Note: 801 and 901 events are not strictly confined to being a disk-related problem. Soft SCSI errors can be an indicator of a bad LCC cable or bad LCC not handling backend bus loop noise correctly. Look at the extended status (described in the Fix statement) for the affected drive to determine the cause of the event.
- If 6A0/820 and 920 is received - A determination must be made on how to handle errors.
- If 801 and 901 is received - See extended status codes below.
- If 803 is received - Replace the drive.
Extended status codes:
These extended status codes indicate a problem with the drive that is reporting the error. For status code 9, the drive should be replaced. For the others, the drive should only be considered for replacement if the errors recur frequently.
- 0x1c - Bad Sense Key
- 0x02 - The drive detected a parity error.
- 0x04 - A timeout occurred during a remap operation.
- 0x05 - A bad block was detected and remapped on the drive.
- 0x08 - The drive is not ready.
- 0x09 - The drive reported a hardware error.
- 0xd - BAD Command Descriptor Block (CDB). This can occur when LCCs/BCCs have mismatched FRUmon code (newer commands are being sent, but not understood by the older code). Sometimes seen during a FLARE upgrade that involves updating the FRUmon code.
- 0x11 - This is a benign soft under run error seen on ATA drives with FLARE Release 14 (02.07) and greater. The next version of ATA firmware (1.67) will fix the problem. This is scheduled to be incorporated into FLARE Release 19 scheduled to be available mid-July 2005.

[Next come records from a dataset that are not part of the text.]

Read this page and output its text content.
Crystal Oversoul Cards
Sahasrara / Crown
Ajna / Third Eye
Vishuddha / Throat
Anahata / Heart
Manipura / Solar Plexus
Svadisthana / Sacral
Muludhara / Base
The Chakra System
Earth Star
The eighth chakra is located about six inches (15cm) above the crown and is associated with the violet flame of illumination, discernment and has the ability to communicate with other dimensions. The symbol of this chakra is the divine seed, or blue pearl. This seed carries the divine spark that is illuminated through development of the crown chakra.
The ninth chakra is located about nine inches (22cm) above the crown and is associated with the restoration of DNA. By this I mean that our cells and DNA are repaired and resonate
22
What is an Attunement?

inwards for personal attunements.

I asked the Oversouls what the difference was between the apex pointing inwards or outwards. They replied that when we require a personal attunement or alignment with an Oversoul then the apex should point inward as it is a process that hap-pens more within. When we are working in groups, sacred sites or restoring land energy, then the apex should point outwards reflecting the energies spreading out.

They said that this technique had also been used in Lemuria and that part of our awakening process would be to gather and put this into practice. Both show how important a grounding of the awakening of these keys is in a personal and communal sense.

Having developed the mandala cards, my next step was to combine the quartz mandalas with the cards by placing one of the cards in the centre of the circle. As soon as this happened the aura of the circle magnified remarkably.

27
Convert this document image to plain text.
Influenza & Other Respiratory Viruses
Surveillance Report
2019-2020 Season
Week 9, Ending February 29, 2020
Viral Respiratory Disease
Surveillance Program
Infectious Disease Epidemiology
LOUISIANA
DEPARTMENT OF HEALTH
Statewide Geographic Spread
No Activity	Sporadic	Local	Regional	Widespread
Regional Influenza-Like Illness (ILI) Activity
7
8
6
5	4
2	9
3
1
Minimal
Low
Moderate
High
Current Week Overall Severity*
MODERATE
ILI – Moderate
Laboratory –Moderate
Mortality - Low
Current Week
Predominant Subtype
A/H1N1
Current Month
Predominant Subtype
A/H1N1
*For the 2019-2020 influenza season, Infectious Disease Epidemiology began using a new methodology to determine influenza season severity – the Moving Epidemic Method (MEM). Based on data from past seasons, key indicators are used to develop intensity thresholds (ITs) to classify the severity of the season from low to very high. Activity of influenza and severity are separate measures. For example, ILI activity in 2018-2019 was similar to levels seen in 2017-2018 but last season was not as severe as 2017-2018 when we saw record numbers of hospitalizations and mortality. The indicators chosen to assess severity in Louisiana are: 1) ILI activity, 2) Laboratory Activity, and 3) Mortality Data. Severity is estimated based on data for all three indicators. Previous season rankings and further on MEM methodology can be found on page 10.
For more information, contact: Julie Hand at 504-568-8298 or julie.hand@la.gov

- 0x19 - Predictive Failure Analysis fault threshold reached.
- 0x21 - The drive encountered an error reading data, but was able to recover by re-reading the sector. The drive transferred valid data to the SP.
- 0x22 - The drive encountered an error reading data, but was able to recover using its internal ECC mechanisms. The drive transferred valid data to the SP.
- 0x3A - Following a corrected error, the drive remapped the marginal sector.
- 0x3B - The drive was unable to remap a marginal sector.
- 0x3C - The drive attempted to remap a marginal sector and failed.
- 0x3D - The drive was unable to remap a bad sector.
- 0x3E - The drive attempted to remap a bad sector and failed. These extended status codes indicate a problem with the backend loop. The problem may be with the reporting drive, another drive on the loop, an LCC or cable, or the SP. If the errors are confined to one drive, that drive is likely (but not necessarily) the cause of the problem.
- 0x06 - Command timeout. The SP sent a command to the drive, and the drive did not respond in time.
- 0x07 - Select timeout. The SP sent an 'I want to talk to this drive now' message, and the drive did not respond in time.
- 0x2A - Bad transfer count. The drive transferred a different amount of data than was requested.